Hi-C, the high-throughput derivative of chromosome conformation capture (3C) technology, allows for the quantification of all DNA-DNA contacts genome-wide that are found within a population of cells. The output of a Hi-C experiment is stored in an interaction frequency (IF) matrix. At the restriction fragment (RF) resolution, most Hi-C IF matrices are sparse due to the required depth and high costs associated with sequencing. A majority of pair-wise RF-interactions receive a raw frequency of zero or one, with most contacts found at relatively short distances (<1 Mb). Typically, IFs are thus analyzed at a fixed resolution (e.g., 50 Kb) to increase their signal over noise ratio. The consequences of this reduction in resolution are that key interactions between fine-scale genomic elements (e.g., eQTL studies, enhancer/promoter interactions, chromatin looping events) may not be observed. A correct interpretation of Hi-C IF matrices relies on representing the observed data at the proper resolution, which involves a trade-off between signal and noise.

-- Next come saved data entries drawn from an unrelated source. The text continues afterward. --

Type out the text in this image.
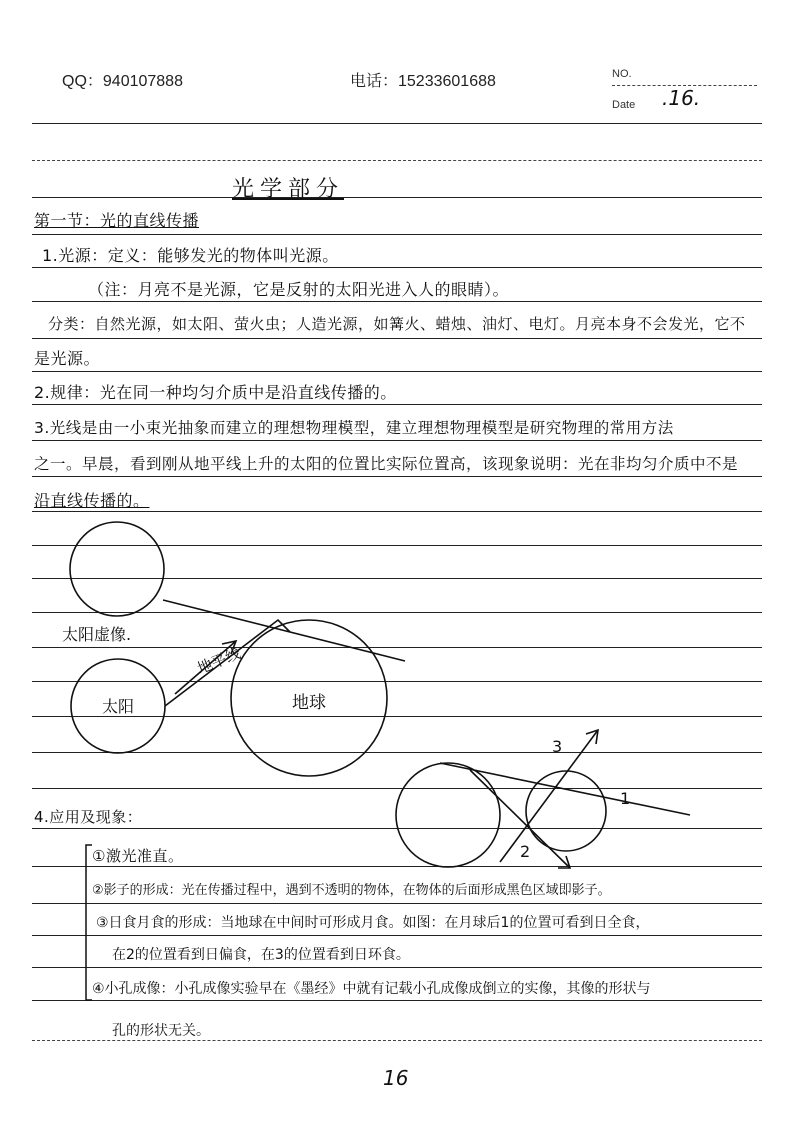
QQ：940107888	电话：15233601688	NO.
Date .16.
光学部分
第一节：光的直线传播
1.光源：定义：能够发光的物体叫光源。
（注：月亮不是光源，它是反射的太阳光进入人的眼睛）。
分类：自然光源，如太阳、萤火虫；人造光源，如篝火、蜡烛、油灯、电灯。月亮本身不会发光，它不
是光源。
2.规律：光在同一种均匀介质中是沿直线传播的。
3.光线是由一小束光抽象而建立的理想物理模型，建立理想物理模型是研究物理的常用方法
之一。早晨，看到刚从地平线上升的太阳的位置比实际位置高，该现象说明：光在非均匀介质中不是
沿直线传播的。
太阳虚像.
地平线
太阳	地球
3
1
2
4.应用及现象：
①激光准直。
②影子的形成：光在传播过程中，遇到不透明的物体，在物体的后面形成黑色区域即影子。
③日食月食的形成：当地球在中间时可形成月食。如图：在月球后1的位置可看到日全食，
在2的位置看到日偏食，在3的位置看到日环食。
④小孔成像：小孔成像实验早在《墨经》中就有记载小孔成像成倒立的实像，其像的形状与
孔的形状无关。
16
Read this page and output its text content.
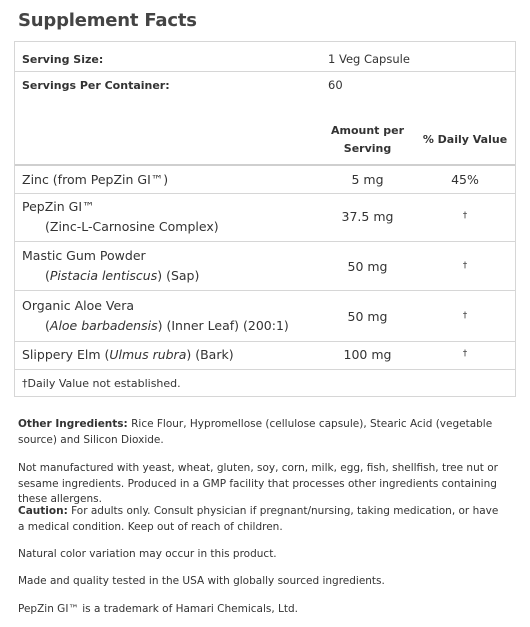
Supplement Facts
Serving Size:	1 Veg Capsule
Servings Per Container:	60
Amount per
Serving
% Daily Value
Zinc (from PepZin GI™)	5 mg	45%
PepZin GI™
(Zinc-L-Carnosine Complex)
37.5 mg	†
Mastic Gum Powder
(Pistacia lentiscus) (Sap)
50 mg	†
Organic Aloe Vera
(Aloe barbadensis) (Inner Leaf) (200:1)
50 mg	†
Slippery Elm (Ulmus rubra) (Bark)	100 mg	†
†Daily Value not established.
Other Ingredients: Rice Flour, Hypromellose (cellulose capsule), Stearic Acid (vegetable source) and Silicon Dioxide.
Not manufactured with yeast, wheat, gluten, soy, corn, milk, egg, fish, shellfish, tree nut or sesame ingredients. Produced in a GMP facility that processes other ingredients containing these allergens.
Caution: For adults only. Consult physician if pregnant/nursing, taking medication, or have a medical condition. Keep out of reach of children.
Natural color variation may occur in this product.
Made and quality tested in the USA with globally sourced ingredients.
PepZin GI™ is a trademark of Hamari Chemicals, Ltd.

We describe two adaptive density estimation (ADE) techniques that consider the changing density of RF-interactions across a Hi-C IF matrix when reducing noise while retaining the highest-possible resolution. The first is a novel application of a Markov Random Field (MRF) to Hi-C data. To estimate true IF from Hi-C data, the MRF considers both (i) the immediate neighborhood of RF-interactions and (ii) Topologically Associating Domain boundaries. The second ADE algorithm is a kernel density estimation approach that implements a dynamic bandwidth to consider surrounding RF-interactions.

We validate our ADE algorithms by demonstrating that estimated matrices allow for higher accuracy in identifying true positive/negative contacts and provide a lower error when predicting IF across varying sequencing depths, compared to traditional fixed binning approaches. True positive interactions are those Hi-C RF-interactions found to be mediated by RNA polymerase II and CTCF (as identified by ChIA-PET – a 3C technology that incorporates chromatin immunoprecipitation). We also show that ADE Hi-C IF matrices correlate better with 5C data (a targeted sequencing 3C technology with high sequencing depth) when observing the same genomic regions.